At New Directions we believe that everyone should be able to enjoy making music. Creating and listening to music is an empowering experience and encourages meaningful communication and a positive sense of self. Therefore at New Directions we enable people to take part in musical activities such as band nights, music groups where people compose music, karaoke, interactive magic carpet, attending concerts and discos.

Music-making enables individuals to communicate in ways that might not be possible with words. Sometimes it means that we use modern technology to unlock music-making talents. Music-making sessions offer a place for social interaction, expressing feelings and connecting with ourselves, and others. Studies have also shown that when you hear music that we enjoy we detect emotions in sound, which enables our brains to release a chemical called dopamine that improves our mood. This means that music helps to create happiness and relaxation in everyday life. Research has also shown that the repeating of pitch, melody, rhythm, and tempo helps our brains form patterns that enhance memory. People we support  understand musical notes, chords, octaves and rhythm  mathematically. Studies are is mixed, but there seems to be an underlying link between making music and improved abilities in maths.

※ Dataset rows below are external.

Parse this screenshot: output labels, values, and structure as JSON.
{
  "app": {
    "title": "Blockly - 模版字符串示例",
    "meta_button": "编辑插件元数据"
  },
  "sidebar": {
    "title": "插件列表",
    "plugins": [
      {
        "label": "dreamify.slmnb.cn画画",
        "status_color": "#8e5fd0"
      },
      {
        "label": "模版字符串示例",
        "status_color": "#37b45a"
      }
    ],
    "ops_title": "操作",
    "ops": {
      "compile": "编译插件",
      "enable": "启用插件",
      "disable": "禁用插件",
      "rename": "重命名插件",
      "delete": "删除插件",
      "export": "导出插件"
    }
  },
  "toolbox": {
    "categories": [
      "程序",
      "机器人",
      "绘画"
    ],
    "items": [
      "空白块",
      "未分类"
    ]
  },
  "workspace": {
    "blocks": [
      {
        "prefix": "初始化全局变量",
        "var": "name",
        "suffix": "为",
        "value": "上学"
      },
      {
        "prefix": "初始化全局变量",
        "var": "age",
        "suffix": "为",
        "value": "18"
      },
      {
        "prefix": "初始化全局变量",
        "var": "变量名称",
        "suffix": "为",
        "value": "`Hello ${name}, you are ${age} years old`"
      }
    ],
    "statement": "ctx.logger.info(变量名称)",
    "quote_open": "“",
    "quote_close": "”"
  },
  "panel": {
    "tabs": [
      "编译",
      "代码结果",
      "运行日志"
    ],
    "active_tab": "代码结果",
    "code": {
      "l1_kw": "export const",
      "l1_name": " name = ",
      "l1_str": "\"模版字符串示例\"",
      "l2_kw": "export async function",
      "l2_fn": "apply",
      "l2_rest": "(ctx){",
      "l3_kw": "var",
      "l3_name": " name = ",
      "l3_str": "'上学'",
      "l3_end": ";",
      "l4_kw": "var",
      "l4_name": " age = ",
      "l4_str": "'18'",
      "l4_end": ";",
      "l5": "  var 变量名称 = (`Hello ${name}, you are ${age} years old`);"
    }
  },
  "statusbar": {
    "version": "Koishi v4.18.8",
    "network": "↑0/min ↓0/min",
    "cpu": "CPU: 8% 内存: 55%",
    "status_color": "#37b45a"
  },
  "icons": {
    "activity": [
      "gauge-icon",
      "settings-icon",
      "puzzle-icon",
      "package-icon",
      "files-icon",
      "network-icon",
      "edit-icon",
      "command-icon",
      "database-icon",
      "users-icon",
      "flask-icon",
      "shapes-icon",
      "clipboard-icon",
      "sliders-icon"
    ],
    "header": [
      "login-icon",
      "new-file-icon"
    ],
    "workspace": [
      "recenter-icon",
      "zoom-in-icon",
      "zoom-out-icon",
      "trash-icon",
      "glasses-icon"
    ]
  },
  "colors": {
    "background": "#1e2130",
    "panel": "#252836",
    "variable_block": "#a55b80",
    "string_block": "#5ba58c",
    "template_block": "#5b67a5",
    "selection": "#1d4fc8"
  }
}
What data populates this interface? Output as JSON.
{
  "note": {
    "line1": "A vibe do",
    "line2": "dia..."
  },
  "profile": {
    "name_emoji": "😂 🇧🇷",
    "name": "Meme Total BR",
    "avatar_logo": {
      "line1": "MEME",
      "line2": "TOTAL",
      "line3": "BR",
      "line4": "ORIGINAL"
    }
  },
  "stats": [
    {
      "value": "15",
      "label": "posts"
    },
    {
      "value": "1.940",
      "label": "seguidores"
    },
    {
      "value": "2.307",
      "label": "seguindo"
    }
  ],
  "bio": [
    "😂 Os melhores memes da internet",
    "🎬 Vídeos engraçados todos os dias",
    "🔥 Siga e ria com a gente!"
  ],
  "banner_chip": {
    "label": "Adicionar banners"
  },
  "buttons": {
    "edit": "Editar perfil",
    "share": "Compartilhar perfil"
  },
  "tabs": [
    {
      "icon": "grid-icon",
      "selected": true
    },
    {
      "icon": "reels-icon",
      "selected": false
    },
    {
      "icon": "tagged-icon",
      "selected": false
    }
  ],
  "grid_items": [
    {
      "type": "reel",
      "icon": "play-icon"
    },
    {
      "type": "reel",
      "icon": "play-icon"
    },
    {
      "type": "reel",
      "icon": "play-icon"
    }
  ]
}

Playing an instrument also helps with hand-eye-ear coordination and the physical act of singing can  lift mood, increase feeling of relaxation and reduce physical and emotional stress. Music is also a very effective means to stimulate and focus an individual’s attention and the benefits may be particularly relevant for some people who are unable to respond to other interventions. We understand at New Directions that being actively involved in music (by playing or singing) is a highly valuable experience for people with learning disabilities because it provides people who have trouble expressing themselves with a way to express themselves, form relationships and benefit from personal contact.